千古文人佳客夢,卻是紅袖添香伴讀書。隋唐五代時期的文學家和凝在《山花子》中描寫道:“幾度試香纖手暖,一回嘗酒絳唇光。”女子幾次將那纖纖素手伸向香爐試探取暖,又端起酒杯嘗了一口酒,紅唇泛起了濕潤的光澤,嬌羞之態引人遐思。很多人都熟悉“紅袖添香伴讀書”這句話,但又有幾人真正了解它?此詩句出自清代女詩人席佩蘭的《壽簡齋先生》——“綠衣捧硯催題卷,紅袖添香伴讀書”。素腕秉燭,一縷暗香,流淌浮動,若有若無,迷離之中,閱盡多少繁華滄桑,只為與佳人共醉于書、香之中。“一雙十指玉纖纖,不是風流物不拈”,用食指與拇指輕輕捻一粒如梧桐子的小小香丸,點入香爐,冉冉上升的香煙牽動著你的每一根神經。

雞翅木圓形香爐
相傳漢代皇后的房子叫“椒房”,房內香藥配方有利于多生兒子;而貴妃的房子叫“椒風”,房內香藥配方有利于多生女兒。

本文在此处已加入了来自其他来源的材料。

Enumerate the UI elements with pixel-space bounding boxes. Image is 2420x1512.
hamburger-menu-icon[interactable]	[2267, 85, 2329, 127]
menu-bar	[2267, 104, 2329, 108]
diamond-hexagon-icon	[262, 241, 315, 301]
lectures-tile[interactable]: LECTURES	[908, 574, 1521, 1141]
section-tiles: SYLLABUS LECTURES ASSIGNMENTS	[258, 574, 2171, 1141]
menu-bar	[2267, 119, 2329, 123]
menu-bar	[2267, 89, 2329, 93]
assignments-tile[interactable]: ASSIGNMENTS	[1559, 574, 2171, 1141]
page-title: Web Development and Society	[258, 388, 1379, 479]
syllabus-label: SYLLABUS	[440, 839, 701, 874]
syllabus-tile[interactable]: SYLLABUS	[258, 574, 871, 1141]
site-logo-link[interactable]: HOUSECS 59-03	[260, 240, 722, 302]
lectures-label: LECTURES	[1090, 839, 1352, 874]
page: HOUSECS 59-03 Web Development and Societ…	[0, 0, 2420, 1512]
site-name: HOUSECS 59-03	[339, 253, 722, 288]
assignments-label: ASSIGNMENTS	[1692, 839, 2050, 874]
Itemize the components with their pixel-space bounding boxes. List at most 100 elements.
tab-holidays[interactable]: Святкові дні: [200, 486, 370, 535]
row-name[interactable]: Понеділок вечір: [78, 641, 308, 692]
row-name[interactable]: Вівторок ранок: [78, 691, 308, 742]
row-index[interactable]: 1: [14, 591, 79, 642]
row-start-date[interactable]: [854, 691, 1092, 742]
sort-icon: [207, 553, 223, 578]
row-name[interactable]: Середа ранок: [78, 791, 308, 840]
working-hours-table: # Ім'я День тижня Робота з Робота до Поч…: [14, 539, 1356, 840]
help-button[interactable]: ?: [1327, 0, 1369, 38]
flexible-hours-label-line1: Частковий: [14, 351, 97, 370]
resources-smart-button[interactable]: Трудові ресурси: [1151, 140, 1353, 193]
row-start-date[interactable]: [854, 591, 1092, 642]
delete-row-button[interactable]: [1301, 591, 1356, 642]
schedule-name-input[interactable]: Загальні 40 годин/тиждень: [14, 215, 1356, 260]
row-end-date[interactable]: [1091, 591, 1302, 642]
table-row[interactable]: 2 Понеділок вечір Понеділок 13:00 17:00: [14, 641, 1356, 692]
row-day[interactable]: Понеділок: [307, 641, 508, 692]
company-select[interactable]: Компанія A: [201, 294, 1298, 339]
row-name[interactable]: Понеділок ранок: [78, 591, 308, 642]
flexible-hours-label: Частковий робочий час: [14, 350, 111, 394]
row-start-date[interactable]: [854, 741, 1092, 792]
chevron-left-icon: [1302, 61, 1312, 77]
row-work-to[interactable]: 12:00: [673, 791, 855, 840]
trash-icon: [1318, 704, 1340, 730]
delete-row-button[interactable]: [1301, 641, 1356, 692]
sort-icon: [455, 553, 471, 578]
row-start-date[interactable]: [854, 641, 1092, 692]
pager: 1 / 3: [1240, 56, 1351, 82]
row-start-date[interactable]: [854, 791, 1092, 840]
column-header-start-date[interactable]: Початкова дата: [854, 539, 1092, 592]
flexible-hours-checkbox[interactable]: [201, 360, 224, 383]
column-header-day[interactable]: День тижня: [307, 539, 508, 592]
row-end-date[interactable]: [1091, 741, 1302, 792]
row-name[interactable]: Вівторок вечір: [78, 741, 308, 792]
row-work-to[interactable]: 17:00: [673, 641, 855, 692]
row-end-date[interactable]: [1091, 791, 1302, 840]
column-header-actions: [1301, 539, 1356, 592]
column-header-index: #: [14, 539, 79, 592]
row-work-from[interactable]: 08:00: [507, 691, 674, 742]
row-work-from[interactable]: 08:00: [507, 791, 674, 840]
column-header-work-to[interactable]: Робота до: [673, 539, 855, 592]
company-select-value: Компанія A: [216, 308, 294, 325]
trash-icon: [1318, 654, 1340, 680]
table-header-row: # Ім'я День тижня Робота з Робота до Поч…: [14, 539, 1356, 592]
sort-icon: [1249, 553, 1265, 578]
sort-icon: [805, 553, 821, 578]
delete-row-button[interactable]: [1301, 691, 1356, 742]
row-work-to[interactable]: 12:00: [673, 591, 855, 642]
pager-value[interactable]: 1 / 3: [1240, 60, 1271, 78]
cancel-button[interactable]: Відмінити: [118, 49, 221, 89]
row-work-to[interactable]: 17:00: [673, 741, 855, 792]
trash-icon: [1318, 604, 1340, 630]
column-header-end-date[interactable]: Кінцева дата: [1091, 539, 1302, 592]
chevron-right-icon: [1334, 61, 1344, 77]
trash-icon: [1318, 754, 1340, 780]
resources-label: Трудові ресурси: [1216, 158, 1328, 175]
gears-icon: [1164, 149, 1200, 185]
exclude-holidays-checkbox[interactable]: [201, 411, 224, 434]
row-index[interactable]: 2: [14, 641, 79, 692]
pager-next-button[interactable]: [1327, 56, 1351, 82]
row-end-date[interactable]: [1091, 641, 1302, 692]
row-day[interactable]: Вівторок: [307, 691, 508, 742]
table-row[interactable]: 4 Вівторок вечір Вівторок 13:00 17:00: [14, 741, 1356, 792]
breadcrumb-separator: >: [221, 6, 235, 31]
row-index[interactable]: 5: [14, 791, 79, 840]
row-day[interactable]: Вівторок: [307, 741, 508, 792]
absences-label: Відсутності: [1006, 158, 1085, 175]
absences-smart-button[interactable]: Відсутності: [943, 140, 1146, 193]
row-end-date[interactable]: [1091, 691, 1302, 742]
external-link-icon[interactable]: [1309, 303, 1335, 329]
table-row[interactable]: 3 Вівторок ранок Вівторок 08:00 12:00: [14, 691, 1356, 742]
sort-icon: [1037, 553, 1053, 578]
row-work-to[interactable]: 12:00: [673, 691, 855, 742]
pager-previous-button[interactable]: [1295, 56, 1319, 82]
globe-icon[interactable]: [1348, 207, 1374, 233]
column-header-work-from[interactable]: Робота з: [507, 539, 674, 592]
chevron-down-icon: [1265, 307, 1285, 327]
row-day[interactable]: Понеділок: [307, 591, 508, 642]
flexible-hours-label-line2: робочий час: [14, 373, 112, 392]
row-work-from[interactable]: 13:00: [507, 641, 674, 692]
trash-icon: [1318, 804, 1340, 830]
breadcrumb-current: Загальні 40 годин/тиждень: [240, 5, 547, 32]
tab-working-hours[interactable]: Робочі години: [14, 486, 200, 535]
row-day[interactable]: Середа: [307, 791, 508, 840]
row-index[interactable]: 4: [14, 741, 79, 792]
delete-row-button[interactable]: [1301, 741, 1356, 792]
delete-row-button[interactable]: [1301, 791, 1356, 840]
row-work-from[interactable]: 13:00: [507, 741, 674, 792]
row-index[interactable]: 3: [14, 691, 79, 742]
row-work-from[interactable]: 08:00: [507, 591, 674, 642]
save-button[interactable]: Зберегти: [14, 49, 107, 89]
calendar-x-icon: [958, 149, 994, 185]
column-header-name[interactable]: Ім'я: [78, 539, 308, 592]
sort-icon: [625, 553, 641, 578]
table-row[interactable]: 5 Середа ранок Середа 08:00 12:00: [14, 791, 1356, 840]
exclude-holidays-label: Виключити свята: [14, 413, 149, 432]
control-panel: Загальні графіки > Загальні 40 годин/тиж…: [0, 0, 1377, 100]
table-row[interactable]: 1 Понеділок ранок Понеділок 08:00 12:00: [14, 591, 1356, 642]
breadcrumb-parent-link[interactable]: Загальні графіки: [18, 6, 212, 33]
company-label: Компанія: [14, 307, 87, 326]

后宮佳麗三千,勾心斗角,想盡各種辦法得到帝王的寵幸。熏香是妃嬪用來迷惑帝王的眾多手段之一。
立在香爐前的女性,不論是宮詞中的失意妃嬪,還是《花間集》中的藝伎,她們全部的心思,就是等待某個男人,或者滿懷幽怨地思念他,抑或痛心于他的負心。宋代女詞人李清照的千古名作《醉花陰》中寫道:“薄霧濃云愁永晝,瑞腦銷金獸。佳節又重陽,玉枕紗廚,半夜涼初透。東籬把酒黃昏后,有暗香盈袖。”李清照結婚不久,就與深愛的丈夫趙明誠分離兩地,這時她正獨守空房,獨自看著香爐里瑞腦香的裊裊青煙出神,百無聊賴,熏香消愁。又是重陽佳節了,對比之前夫婦團聚時閨房的溫馨,更顯凄涼。寥寥數句,在縷縷青煙的半遮半掩中,把一個閨中少婦思夫的愁緒含蓄地表露出來。明代畫作《千秋絕艷》也體現了“鶯鶯燒夜香”的情節。畫面上,崔鶯鶯立在一座香幾前,她右手捧著香盒,左手從香盒里拿出一顆小小的香丸,將要放入香爐中。想必除了她在此刻的憂郁和慵懶之余,心里一定牽掛著她遠赴京城趕考的白衣書生張拱。

紫光檀方形香爐
嗅覺比視覺、聽覺更能觸動人們細膩的心。據經書記載,佛于說法之時,周身毫毛孔竅會散出妙香,而且其香能普熏十方,震動三界,故在佛教的經文中,常用香來譬喻證道者的心德。傳統香文化以熏香、焚香的形式讓人心靜而養性,查檢內心的自我世界,反思自我與外部世界的沖突與矛盾,以求得物我兩相宜、天人合一的意境。南宋理學家朱熹的《香界》寫道:“幽興年來莫與同,滋蘭聊欲泛光風;真成佛國香云界,不數淮山桂樹叢。”香文化對中國古代文人的品格塑造起到了不可忽視的作用, 文人也保證了它作為“雅文化”與“精英文化”的品質。宋代道士王重陽在《詠燒香》中說道:“身是香爐,心是香子,香煙一性分明是。”溫爐馨香、青煙翠霧之中,不知引發了多少靈感,燃燒了多少熱情,平息了多少怒火,帶去了多少祝福。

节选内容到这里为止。